The Australian experience of automated advertising on digital platforms

Associate Professor Nicholas Carah; Dr Thao Phan; Professor Mark Andrejevic FAHA; Dr Scott Wark

This project aims to produce new knowledge about how the advertising practices of global digital platforms have developed and how they impact Australians. Expected outcomes include new digital research approaches to investigate how Australians are tracked and targeted by automated and algorithmic advertising.
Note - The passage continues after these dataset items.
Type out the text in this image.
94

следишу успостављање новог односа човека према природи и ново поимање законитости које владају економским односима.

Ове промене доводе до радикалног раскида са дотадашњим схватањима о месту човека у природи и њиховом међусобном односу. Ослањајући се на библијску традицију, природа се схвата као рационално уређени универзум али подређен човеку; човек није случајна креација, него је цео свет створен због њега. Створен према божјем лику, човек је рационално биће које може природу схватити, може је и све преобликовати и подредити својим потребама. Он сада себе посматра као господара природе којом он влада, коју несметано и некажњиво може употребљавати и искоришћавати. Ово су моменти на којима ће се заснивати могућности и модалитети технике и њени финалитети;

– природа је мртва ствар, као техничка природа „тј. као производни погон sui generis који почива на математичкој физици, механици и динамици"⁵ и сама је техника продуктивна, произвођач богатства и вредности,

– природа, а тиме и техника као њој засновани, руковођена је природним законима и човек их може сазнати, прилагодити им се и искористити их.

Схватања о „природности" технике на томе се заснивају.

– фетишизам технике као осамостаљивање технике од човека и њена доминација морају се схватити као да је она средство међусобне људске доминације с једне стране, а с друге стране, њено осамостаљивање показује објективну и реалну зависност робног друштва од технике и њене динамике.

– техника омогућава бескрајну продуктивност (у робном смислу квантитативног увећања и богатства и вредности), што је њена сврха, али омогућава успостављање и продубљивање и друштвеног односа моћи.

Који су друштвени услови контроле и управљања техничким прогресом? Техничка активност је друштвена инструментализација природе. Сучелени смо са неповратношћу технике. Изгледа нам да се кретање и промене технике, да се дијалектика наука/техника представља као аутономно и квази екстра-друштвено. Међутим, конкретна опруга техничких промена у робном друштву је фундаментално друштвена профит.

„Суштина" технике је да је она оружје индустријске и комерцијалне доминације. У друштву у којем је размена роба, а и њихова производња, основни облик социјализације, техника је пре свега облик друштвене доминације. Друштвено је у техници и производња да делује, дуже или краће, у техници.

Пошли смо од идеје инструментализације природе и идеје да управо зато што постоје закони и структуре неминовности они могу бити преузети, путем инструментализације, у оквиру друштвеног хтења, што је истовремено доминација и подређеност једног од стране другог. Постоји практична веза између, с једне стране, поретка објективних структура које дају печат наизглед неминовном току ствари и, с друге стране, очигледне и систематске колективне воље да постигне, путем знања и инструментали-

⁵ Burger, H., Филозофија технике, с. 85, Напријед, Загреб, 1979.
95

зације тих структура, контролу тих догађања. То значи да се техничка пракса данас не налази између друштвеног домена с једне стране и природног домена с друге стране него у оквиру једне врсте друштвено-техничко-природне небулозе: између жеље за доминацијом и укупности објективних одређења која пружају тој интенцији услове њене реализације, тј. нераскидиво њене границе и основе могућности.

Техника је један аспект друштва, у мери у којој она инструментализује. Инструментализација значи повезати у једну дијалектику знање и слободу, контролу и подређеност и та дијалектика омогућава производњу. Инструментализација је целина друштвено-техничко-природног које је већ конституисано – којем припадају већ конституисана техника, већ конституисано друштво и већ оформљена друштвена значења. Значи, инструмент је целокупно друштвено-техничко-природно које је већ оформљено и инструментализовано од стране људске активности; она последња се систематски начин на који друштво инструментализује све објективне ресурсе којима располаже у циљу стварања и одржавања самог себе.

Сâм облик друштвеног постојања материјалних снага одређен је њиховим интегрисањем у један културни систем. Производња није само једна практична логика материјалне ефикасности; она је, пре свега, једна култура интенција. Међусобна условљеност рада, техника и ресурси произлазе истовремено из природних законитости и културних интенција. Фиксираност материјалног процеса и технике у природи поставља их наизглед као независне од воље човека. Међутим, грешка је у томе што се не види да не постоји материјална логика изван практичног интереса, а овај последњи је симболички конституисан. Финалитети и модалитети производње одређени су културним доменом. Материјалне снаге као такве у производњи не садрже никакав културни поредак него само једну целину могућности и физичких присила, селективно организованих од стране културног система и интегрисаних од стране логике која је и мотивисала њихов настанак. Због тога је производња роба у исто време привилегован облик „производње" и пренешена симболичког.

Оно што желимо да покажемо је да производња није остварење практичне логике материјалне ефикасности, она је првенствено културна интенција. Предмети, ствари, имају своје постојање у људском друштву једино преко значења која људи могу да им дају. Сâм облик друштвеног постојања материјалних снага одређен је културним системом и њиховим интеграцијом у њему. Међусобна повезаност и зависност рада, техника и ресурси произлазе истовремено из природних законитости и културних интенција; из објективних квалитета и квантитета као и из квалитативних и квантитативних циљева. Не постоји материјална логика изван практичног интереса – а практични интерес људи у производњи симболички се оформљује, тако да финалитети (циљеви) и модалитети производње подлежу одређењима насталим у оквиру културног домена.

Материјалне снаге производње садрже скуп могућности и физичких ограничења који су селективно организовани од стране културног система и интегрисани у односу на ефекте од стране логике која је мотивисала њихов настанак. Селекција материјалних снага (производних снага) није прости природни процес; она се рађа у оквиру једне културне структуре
The project will benefit scholarly and public understanding of how advertising on digital platforms represents and classifies Australians, including whether their models discriminate by race, gender, age or class. The project will produce novel and transferable approaches for studying digital media industries and cultures that envision forms of automated media accountable to shared values through public and policy engagement.

Race Science and the Human Hand: Dermatoglyphics in the Twentieth Century

Professor Alison Bashford FAHA

This project aims to deepen our understanding of the history of physical anthropology, comparative anatomy and population genetics over the twentieth century. It will do so through analysing ‘dermatoglyphics’, the study of ridges, lines, and shape of the human (and other primate) hand. Still occasionally pursued to study human variation, as well as medical diagnostics, the project will be the first historical study of this little-understood aspect of ‘race science’, and of its legacy, including its Australian applications. This research should improve our capacity to assess the ethical dimensions of current human, medical and life sciences.